Get hands-on experience with 20+ free Google Cloud products and $300 in free credit for new customers.

BigQuery EXPORT DATA OPTIONS TO JSON Not retaining cell values with value NULL

We are using EXPORT DATA OPTIONS to export tables to newline delimited JSON files.

We are not able to export table rows correctly which any column with NULL value, column values with NULL value is getting removed from JSON.

A      | B      | C
1.      2.           3
4     NULL   6

{"A": 1, "B": 2, "C":3}
{"A": 4, "C":6}

What we need : 
{"A": 1, "B": 2, "C":3}
{"A": 4, "B": None, "C":6} or {"A": 4, "B": NULL, "C":6}

0 1 417
1 REPLY 1

Hi @souravsingh13,

Welcome to Google Cloud Community!

As mentioned by @Betjens in a similar case, There are two options to handle null values in exporting data in BigQuery to JSON format.
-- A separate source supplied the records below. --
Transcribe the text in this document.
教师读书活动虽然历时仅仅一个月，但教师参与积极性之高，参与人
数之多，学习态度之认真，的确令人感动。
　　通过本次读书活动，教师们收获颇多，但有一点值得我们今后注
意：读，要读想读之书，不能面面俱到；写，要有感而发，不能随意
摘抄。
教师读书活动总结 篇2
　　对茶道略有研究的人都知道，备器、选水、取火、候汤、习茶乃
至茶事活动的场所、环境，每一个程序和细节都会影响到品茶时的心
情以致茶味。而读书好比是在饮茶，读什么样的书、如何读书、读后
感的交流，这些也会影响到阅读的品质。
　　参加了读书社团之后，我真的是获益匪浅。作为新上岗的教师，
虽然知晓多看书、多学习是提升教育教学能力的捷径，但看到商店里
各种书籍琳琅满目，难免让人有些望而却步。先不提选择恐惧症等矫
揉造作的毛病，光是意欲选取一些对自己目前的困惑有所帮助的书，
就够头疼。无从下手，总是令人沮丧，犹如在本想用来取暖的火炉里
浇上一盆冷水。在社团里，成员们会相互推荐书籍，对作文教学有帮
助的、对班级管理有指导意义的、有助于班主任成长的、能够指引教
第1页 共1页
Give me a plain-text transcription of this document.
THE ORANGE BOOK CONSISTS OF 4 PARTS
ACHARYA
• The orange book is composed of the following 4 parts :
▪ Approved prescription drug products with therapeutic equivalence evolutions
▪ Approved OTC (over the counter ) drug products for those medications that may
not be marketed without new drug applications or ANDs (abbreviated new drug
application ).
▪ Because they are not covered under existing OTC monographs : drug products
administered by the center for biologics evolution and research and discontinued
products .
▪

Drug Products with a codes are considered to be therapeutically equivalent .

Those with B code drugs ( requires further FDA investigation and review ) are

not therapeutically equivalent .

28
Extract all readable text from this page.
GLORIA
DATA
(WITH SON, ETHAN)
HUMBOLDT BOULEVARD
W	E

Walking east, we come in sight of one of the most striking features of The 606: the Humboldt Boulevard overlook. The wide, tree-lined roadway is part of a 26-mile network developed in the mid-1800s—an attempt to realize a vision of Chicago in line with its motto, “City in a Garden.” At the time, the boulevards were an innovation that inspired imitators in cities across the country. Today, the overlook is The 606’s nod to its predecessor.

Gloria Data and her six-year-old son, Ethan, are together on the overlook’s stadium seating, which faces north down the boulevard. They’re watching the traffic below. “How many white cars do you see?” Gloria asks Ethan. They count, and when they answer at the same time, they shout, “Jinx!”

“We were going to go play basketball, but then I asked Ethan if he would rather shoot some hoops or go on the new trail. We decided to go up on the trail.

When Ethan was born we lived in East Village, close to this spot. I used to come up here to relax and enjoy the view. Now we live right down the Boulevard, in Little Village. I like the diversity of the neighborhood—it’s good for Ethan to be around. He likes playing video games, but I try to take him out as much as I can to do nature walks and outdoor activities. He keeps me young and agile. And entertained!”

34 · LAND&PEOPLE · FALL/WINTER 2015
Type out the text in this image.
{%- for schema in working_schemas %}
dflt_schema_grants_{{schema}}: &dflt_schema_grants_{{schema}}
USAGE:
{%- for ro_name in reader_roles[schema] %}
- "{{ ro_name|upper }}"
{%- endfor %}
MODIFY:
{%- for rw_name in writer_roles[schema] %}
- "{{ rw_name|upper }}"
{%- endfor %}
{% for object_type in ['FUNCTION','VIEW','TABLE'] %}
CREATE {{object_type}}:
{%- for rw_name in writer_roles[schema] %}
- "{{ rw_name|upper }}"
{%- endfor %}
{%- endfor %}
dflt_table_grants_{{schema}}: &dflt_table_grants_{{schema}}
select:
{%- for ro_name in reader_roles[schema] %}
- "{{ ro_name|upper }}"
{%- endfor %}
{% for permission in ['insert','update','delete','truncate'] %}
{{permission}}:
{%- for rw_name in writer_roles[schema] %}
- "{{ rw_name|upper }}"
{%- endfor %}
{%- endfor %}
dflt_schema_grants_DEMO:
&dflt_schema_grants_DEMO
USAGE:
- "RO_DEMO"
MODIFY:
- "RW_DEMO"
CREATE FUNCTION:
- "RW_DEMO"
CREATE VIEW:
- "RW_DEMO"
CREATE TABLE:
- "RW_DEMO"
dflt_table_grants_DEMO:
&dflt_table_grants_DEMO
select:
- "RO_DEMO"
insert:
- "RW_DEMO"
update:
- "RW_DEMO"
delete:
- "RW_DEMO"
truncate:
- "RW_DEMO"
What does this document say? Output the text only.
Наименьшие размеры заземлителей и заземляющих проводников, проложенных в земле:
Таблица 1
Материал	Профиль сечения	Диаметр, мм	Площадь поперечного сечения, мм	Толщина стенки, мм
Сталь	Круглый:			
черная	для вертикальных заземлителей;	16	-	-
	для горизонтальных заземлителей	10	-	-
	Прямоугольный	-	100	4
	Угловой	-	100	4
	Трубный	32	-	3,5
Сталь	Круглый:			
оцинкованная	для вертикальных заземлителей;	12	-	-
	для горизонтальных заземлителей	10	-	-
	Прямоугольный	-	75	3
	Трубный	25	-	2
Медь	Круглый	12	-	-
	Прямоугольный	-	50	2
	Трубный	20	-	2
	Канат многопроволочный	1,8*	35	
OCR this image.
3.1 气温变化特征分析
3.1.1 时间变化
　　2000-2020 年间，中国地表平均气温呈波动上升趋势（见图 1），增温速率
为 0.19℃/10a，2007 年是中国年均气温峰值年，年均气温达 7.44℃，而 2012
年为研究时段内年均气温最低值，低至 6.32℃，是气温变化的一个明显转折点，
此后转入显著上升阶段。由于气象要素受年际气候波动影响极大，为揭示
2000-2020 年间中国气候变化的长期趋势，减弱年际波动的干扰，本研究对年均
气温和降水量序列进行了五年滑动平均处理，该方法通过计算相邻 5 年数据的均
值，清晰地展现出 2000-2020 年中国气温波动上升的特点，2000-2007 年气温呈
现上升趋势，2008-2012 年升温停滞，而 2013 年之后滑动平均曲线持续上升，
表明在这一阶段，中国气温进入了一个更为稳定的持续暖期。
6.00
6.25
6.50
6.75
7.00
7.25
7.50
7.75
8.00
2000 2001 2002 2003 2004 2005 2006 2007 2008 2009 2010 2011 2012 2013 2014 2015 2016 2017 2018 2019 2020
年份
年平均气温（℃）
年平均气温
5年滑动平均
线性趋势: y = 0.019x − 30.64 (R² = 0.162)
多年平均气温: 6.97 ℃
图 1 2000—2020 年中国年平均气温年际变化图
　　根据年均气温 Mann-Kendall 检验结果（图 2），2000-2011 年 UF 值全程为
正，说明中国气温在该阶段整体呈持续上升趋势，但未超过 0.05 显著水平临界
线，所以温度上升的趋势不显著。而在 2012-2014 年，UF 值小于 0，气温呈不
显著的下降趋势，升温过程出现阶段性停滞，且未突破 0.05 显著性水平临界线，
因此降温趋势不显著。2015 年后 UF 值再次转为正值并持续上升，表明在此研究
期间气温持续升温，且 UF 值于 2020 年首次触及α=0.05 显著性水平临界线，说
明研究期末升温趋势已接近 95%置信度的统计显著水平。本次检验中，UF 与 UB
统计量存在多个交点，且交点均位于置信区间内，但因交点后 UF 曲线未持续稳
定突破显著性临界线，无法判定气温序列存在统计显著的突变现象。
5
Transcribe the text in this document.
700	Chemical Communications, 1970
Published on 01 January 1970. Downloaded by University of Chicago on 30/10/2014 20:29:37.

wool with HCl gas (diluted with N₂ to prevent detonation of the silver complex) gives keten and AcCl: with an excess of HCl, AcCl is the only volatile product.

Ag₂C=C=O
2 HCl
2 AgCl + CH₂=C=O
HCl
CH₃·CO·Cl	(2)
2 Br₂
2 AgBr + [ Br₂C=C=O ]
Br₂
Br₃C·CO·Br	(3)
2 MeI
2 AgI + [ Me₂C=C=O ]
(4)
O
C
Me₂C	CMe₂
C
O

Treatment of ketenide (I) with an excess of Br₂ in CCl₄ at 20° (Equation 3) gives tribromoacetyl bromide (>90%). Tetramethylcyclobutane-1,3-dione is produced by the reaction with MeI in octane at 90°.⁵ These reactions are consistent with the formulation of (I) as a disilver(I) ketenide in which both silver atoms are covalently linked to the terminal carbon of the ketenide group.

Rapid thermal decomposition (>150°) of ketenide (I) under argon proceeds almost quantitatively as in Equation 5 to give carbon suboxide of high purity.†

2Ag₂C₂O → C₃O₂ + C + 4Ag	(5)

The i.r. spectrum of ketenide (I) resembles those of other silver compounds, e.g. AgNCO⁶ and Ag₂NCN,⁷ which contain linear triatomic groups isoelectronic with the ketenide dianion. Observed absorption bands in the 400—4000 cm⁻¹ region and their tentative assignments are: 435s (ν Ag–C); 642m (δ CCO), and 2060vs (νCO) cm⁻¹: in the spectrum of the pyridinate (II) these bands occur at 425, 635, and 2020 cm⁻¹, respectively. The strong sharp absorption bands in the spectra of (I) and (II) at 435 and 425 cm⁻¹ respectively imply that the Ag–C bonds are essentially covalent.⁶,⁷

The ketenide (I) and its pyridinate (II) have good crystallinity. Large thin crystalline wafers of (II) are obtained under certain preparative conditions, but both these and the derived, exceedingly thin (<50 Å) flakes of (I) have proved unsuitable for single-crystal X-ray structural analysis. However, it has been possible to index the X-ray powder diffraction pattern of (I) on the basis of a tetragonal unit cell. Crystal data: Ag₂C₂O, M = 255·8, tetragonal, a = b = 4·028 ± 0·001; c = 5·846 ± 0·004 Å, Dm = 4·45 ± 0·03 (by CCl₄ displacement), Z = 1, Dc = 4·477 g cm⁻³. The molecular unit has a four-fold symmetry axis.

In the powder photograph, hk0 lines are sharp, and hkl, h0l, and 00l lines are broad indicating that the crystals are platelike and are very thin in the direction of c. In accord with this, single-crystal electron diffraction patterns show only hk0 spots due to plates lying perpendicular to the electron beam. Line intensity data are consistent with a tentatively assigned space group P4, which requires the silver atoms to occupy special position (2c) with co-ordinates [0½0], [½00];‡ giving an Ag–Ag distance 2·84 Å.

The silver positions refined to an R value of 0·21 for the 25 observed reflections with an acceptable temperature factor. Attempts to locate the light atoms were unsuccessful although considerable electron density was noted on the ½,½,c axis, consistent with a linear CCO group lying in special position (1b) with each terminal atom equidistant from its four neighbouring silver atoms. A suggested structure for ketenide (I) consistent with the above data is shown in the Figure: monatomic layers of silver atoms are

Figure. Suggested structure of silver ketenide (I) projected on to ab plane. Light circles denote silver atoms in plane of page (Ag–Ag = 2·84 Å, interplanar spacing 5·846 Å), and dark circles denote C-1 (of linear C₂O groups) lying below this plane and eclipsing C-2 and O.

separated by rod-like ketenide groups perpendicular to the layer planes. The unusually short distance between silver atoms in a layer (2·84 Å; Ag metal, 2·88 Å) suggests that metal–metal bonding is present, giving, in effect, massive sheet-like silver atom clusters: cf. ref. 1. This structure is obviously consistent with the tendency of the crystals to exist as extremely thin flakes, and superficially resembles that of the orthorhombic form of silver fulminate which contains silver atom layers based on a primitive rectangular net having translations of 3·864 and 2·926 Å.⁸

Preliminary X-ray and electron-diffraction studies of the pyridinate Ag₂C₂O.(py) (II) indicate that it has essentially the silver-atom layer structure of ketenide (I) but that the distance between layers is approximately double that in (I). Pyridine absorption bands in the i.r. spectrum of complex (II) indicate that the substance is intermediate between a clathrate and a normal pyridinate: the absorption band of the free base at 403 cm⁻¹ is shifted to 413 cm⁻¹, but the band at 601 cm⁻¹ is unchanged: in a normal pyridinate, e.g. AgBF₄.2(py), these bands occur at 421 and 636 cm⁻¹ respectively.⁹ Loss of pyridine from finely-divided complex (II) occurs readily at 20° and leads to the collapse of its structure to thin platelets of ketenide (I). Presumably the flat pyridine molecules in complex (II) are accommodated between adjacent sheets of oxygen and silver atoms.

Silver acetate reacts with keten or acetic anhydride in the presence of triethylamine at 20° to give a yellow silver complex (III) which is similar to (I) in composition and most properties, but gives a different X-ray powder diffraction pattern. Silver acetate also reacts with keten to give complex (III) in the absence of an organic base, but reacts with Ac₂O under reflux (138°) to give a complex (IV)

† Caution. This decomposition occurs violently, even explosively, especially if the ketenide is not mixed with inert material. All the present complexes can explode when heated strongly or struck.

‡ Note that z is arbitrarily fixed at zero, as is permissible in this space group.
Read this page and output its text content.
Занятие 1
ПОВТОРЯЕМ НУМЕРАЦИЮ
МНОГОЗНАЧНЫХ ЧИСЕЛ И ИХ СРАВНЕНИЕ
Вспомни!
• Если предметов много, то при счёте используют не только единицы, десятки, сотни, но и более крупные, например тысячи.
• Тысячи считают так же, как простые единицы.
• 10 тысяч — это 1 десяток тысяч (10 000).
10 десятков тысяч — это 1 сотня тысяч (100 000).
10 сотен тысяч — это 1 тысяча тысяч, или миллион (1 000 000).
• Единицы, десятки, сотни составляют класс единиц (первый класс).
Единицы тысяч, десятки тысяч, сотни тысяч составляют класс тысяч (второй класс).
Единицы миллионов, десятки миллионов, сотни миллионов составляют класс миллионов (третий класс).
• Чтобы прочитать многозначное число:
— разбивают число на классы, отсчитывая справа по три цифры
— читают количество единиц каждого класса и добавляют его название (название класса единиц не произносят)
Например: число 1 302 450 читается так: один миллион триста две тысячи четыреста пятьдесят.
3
  • Calling directly from python using BigQuery client library
    from google.cloud import bigquery
    import json
    
    client = bigquery.Client()
    
    query = "select null as field1, null as field2"
    query_job = client.query(query)
    
    json_list = {}
    for row in query_job:
        json_row = {'field1':row[0],'field2':row[1]}
        json_list.update(json_row)
        
    with open('test.json','w+') as file:
        file.write(json.dumps(json_list))
  • You can also use Apache Beam Dataflow with python and BigQuery to handle the null values
    import apache_beam as beam
    from apache_beam.io import BigQuerySource
    from apache_beam.io import WriteToText
    from apache_beam.options.pipeline_options import PipelineOptions
    from apache_beam.options.pipeline_options import SetupOptions
    
    
    
    def add_null_field(row, field):
      if field!='skip':
        row.update({field: row.get(field, None)})
      return row
    
    
    def run(argv=None, save_main_session=True):
        parser = argparse.ArgumentParser()
        parser.add_argument(
            '--output',
            dest='output',
            required=True,
            help='Output file to write results to.')
        known_args, pipeline_args = parser.parse_known_args(argv)
    
        pipeline_options = PipelineOptions(pipeline_args)
        pipeline_options.view_as(SetupOptions).save_main_session = save_main_session
    
        with beam.Pipeline(options=pipeline_options) as p:
    
            (p
            | beam.io.Read(beam.io.BigQuerySource(query='SELECT null as field1, null as field2'))
            | beam.Map(add_null_field, field='skip')
            | beam.Map(json.dumps)
            | beam.io.Write(beam.io.WriteToText(known_args.output, file_name_suffix='.json')))
    
    if __name__ == '__main__': 
      run()

I hope the above information is helpful.